Klar, für Reisespezialisten ist alles wichtig.
Aber, ich mache eine solche Reise zu ersten mal im Leben, wahrscheinlich zum letzten mal.
Die Kosten für diese Reise sind für mich enorm hoch, auch wenn man locker das doppelte oder dreifache ausgeben kann.
Ich habe eine Reiseversicherung angeschlossen, nicht nur Reiserücktritt.....damit waren so gut wie alle Möglichkeiten (für Normalsterbliche) abgedeckt.
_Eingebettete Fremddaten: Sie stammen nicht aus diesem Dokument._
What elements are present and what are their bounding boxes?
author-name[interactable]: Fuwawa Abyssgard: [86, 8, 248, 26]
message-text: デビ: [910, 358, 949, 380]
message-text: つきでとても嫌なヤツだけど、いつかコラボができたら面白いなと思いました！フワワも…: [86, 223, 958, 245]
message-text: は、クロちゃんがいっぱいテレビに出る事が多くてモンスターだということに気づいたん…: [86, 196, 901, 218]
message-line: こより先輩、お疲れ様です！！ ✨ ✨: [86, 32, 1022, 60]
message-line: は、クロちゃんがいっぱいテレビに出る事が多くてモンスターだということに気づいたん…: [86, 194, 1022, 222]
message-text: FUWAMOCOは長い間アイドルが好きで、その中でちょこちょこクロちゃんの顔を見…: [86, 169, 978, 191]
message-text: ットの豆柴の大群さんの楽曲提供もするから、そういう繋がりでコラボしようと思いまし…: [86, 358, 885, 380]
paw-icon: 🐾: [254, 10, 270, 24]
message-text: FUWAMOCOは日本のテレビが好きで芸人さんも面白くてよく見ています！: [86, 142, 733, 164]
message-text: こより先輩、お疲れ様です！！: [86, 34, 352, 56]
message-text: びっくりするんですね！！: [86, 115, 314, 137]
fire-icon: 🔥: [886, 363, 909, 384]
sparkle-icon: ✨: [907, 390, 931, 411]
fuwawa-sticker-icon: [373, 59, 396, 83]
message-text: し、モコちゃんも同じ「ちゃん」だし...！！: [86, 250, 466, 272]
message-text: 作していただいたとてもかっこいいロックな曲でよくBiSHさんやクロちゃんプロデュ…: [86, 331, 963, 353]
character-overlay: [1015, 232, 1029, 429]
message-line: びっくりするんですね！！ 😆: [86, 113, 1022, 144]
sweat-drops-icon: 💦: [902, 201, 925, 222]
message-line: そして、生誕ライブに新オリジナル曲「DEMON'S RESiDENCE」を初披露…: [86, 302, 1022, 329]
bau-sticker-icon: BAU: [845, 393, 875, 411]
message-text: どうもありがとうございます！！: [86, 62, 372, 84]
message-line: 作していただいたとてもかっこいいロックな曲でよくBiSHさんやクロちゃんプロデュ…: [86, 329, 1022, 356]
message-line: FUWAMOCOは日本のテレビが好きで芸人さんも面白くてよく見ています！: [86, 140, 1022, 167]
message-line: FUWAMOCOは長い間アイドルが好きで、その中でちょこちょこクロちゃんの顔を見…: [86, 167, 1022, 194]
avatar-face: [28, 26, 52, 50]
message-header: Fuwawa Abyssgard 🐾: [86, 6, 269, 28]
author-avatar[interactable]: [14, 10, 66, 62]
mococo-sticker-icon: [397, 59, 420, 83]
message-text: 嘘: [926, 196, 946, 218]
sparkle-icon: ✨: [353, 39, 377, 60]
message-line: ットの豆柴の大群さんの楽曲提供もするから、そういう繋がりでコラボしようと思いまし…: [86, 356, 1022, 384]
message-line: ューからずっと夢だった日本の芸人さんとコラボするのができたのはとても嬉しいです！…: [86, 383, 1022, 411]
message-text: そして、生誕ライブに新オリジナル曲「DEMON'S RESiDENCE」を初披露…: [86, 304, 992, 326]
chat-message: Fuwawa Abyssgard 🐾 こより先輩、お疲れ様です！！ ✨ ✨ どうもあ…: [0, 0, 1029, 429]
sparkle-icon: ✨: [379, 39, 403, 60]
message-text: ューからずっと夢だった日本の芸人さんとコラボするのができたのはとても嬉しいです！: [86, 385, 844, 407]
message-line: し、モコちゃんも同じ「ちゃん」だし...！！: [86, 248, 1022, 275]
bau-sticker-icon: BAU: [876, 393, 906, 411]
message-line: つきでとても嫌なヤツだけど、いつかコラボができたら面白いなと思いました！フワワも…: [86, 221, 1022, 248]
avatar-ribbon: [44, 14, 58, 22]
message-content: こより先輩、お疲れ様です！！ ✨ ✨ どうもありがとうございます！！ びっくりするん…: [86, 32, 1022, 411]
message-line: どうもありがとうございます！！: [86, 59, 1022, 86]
Klar, mit heutigem Wissen hätte ich auf die Idee kommen müssen, Pandemie! 
Aber, mit dieser Voraussicht hätte ich dann auch alle anderen Möglichkeiten abdecken müssen: Flugzeugabsturz, im Zeifelsfall kein Intensivbett uswusf.
Und damit hätte ich dann unweigerlich zu Schluß kommen müssen: Zuhause bleiben.
Habe ich nicht getan.
Die jetzige Situation ist ganz etwas besonderes. Die Politiker und deren Seuchenspezialisten geben vor (je schlimmer die Situation ist, desto mehr) wie sich die Menschen verhalten sollen. (mit allen möglichen Maßnahmen). Die Aussage von Spahn (und anderen wohl auch) war eindeutig: Man möge bitte im Herbst und Winter zuhause bleiben, fast nirgendwo ist es sicherer als in Deutschland - und das vorallem auch wegen der medizinischen Versorgung. Ich würde gerne mal Herr Spahn fragen, was er in einer Situation, in der viele Menschen sind, die vor Corona gebucht haben und jetzt zur Möglichkeit des zuhausebleibens eine Reisewarnung benötigen. Ob der sich aber in die Materie hineinversetzen kann, ist die Frage. Wahrscheinlich macht der in jedem Jahr Urlaubsreisen für ein vielfaches, das Ottonormalverbraucher für die Reise investiert und somit wären 1000 Euro Stornokosten für den Peanuts.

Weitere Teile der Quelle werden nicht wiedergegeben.